CBO updates cost estimate of AHCA with amendment: 3 things to know

The Congressional Budget Office and the Joint Committee on Taxation updated the cost estimate Thursday of the American Health Care Act after GOP leadership submitted the manager's amendments earlier this week.

The manager's amendments targeted Medicaid expansion, ACA taxes and funding for age-based tax credits.

Here are three things to know about how those amendments changed the CBO's estimate.

1. Savings are smaller. After incorporating the amendments, the CBO estimates the AHCA would reduce the federal deficit by $150 billion over the next decade. Its previous estimate projected the bill would reduce the federal deficit by $337 billion. The reduction in savings is attributed primarily to changes made to the Internal Revenue Code — these changes account for $137 billion of the reduction in savings. Changes to the IRC include lowering the threshold for medical care deductions on income tax returns, adjusting effective dates and delaying parts of the ACA. An additional $41 billion in reduced revenues is attributed to changes to Medicaid. While some of the Medicaid changes increased revenue, such as those adding a block grant option or allowing states to add work requirements, the overall effect was negative due to a provision that would allow per capita allotments for the elderly, blind and disabled to grow faster.

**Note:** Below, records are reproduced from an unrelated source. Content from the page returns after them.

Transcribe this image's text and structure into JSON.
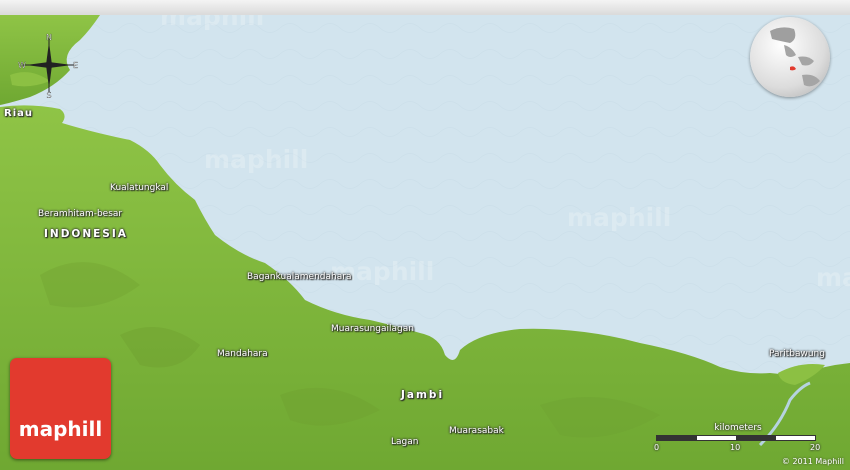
{
  "map": {
    "country": "INDONESIA",
    "region": "Riau",
    "province": "Jambi",
    "places": [
      "Kualatungkal",
      "Beramhitam-besar",
      "Bagankualamendahara",
      "Muarasungailagan",
      "Mandahara",
      "Lagan",
      "Muarasabak",
      "Paritbawung"
    ],
    "watermark": "maphill"
  },
  "compass": {
    "n": "N",
    "s": "S",
    "e": "E",
    "w": "W"
  },
  "scale": {
    "title": "kilometers",
    "ticks": [
      "0",
      "10",
      "20"
    ]
  },
  "logo": {
    "text": "maphill"
  },
  "copyright": "© 2011 Maphill",
  "colors": {
    "sea": "#d2e4ee",
    "land": "#86bd3f",
    "logo": "#e23a2e"
  }
}
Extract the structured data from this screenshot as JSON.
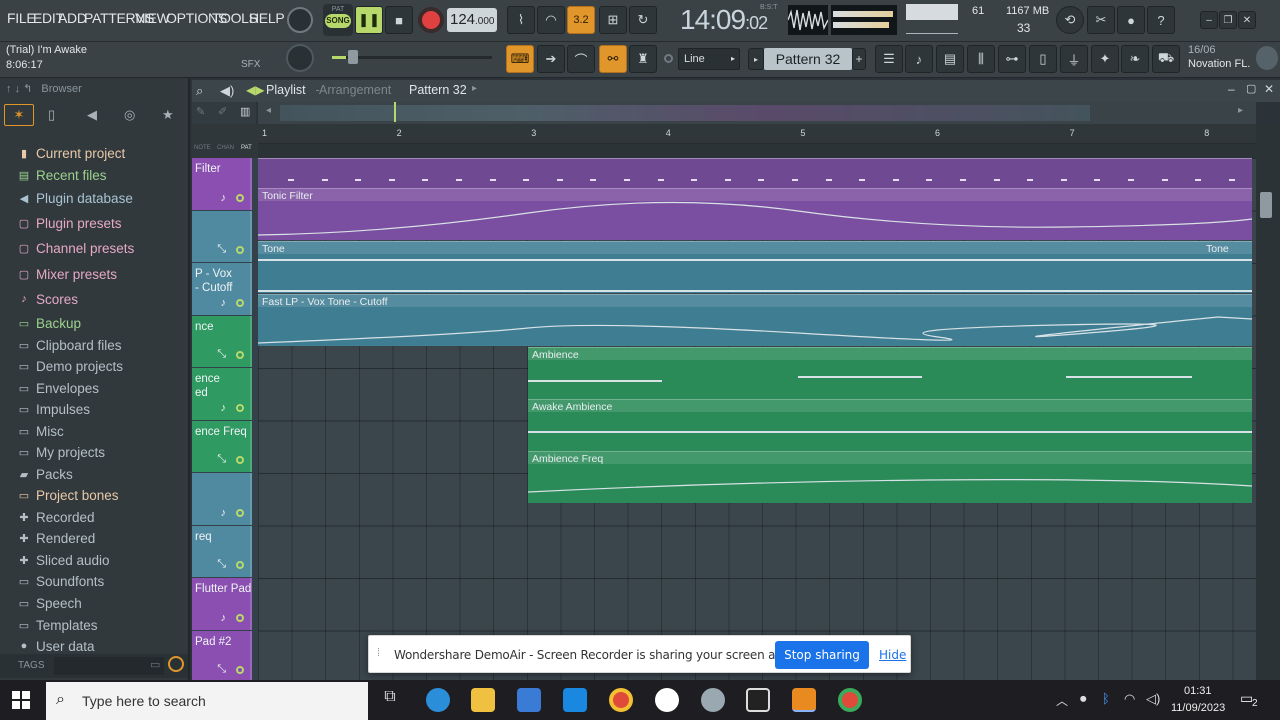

2. Reductions in health insurance coverage are the same. The CBO did not change its estimate of how many people would lose health insurance under the AHCA. It still expects 14 million more Americans to lose health insurance coverage in 2018 and up to 24 million to lose coverage by 2026.

3. Premium estimates are the same. Compared to projections under current law, average premiums under the AHCA with amendments are still expected to jump up 15 to 20 percent for people buying insurance in the individual market in 2018 and 2019. Premiums will then begin to decrease. The CBO estimates by 2026 premiums under the AHCA would be about 10 percent lower than projected under the ACA, according to the CBO report.